President Obama needed Big Pharma’s support in order to decrease the resistance to the passage of Obamacare in 2009. In order to get Big Pharma’s support President Obama made many promises to Big Pharma and satisfied Big Pharma’s vested interests.
These promises included political protection against the left wing wish list to control drug prices. The wish list included weakening drug patents, decreasing intellectual property shelters for new drugs from 12 years to seven years and decrease payment rates for medications administered in the hospital (namely cancer drug therapies).
Additionally, the White House agreed to spare the drug companies from central planning such as allowing the Health and Human Services Department to “negotiate” lower drug prices.
President Obama succeeded in getting Big Pharma to contribute $80 billion dollars via drug discounts that would affect Obamacare’s bottom line. Big Pharma did that largely by increasing the Medicaid’s drug discount from 15.1% to 23.1%.
Big Pharma also agreed to mark down prescriptions for seniors by 50% above a certain drug cost.
It might appear that President Obama got the better of the deal to obtain Big Pharma’s support for Obamacare.
This was definitely not true. Big Pharma is making a killing from the government and from out of pocket payment from consumers.
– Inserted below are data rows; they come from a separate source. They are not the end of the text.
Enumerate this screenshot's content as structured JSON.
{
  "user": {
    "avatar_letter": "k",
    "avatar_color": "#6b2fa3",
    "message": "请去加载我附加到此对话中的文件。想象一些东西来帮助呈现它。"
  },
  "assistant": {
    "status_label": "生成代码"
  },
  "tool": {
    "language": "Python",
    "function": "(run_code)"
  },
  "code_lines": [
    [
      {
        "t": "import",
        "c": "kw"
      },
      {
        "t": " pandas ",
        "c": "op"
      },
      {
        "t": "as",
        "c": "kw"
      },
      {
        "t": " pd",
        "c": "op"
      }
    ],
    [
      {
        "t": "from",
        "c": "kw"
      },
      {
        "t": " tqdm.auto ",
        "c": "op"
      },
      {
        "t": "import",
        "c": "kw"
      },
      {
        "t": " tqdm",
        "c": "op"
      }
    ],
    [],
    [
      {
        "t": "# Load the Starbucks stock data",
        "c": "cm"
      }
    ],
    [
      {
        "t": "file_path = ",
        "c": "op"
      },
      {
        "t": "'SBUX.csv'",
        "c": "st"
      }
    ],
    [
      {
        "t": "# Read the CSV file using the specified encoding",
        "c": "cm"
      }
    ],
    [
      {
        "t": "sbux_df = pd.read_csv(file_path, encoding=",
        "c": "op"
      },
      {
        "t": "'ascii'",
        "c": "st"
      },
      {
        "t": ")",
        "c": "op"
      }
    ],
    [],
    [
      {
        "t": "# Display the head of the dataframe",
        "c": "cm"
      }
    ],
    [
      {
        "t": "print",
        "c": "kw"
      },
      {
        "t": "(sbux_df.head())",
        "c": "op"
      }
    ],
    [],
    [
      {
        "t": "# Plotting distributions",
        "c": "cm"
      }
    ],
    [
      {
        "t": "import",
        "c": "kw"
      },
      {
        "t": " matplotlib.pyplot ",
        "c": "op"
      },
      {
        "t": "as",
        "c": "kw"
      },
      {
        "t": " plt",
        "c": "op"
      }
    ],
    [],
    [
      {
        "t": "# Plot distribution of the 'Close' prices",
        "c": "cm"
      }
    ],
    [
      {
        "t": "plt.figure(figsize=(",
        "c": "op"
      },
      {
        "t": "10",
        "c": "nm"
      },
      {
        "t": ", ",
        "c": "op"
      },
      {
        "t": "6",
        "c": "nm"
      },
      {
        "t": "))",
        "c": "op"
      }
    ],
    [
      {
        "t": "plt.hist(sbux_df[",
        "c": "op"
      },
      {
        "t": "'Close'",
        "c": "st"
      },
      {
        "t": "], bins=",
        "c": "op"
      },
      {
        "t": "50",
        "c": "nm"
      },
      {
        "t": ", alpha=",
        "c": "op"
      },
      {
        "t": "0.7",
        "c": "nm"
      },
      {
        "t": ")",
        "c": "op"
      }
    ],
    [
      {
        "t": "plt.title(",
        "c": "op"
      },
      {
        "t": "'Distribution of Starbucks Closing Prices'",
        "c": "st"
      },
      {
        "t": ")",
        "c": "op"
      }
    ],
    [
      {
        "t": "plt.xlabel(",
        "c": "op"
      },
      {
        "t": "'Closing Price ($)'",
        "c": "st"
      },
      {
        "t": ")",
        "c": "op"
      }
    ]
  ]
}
A small part of the killing is explained in Dr. Dale Fuller’s article (that appear in the blog) about Oncology drugs "Is Pharmaceutical Pricing Weird, Or What?"
“Remember the business line, circa 2009, that if you weren’t at the Obamacare table you were on the menu (to be eaten)? Well, Big Pharma sat at the table, gave Mr. Obama what he wanted, and is now back on the menu as the cheese course. “
I believe President Obama’s agenda was to take all the favors away after Obamacare was passed and became law. He tried to take Big Pharma’s favors away in the 2015 budget. He did not succeed.
He slowly worked to get most brand name drugs covered by eliminating the price fixing reprieve. Medicare Part D pays nothing or little for Brand Drugs.
President Obama is becoming more aggressive. He is using the mainstream media to create a furor over the price of specialty drugs. A well-publicized example is the price of the drug that cures hepatitis-C. The government will negotiate a lower price.
Drug prices had been escalating long before Obamacare. Obamacare simply let the genie out of the bottle with its favors to Big Pharma.
Big Pharma overplayed its favors and took advantage of the price reprieve inviting Big Government to step in.
I predict we are going to see all of the favors given to Big Pharma rescinded before President Obama’s time in office is over.
The federal government will launch a price fixing offensive and choke Big Pharma’s profit making machinery completely.
This is the era of generic drugs. Big Pharma gave this away to the federal government to retain control of the new drug profit margin.
Since government doesn’t pay for new drugs it can brag,
“Taxpayer costs were $353 billion or 36% less than the Congressional Budget Office’s original projections for 2006-2013.”
"President Obama’s order to rescind his deal with Big Pharma will result in unintended consequences. Big Pharma will have not the incentive to develop new drugs.
President Obama’s with Big Pharmadeal should have never been made in the first place.
Handing the $1.093 trillion HHS bureaucracy Soviet-style price fixing powers will undermine the pharmaceutical innovation that depends on large returns on the few medicines that succeed. Even the threat of price fixing could distort investment decisions
President Obama double-crossed Big Pharma.
“ In this double cross lies a warning for the next CEOs and lobbyists who are deluded enough to trust Washington liberals. Everyone will get devoured eventually.”
“It’s tempting to say the drug makers deserve their fate, except that the ultimate costs of their folly will be born by Americans who won’t enjoy the longer lives, fewer hospitalizations and less suffering that new therapies can bring.”
It is clear to me that a centrally controlled market rather than a free market leads to a distorted marketplace that is not self-correcting. Consumers, and not the government, must be in control of the healthcare system.
The government should protect consumers from being abused by other stakeholders in the system.
Government should not make under the table deals that hurt consumers.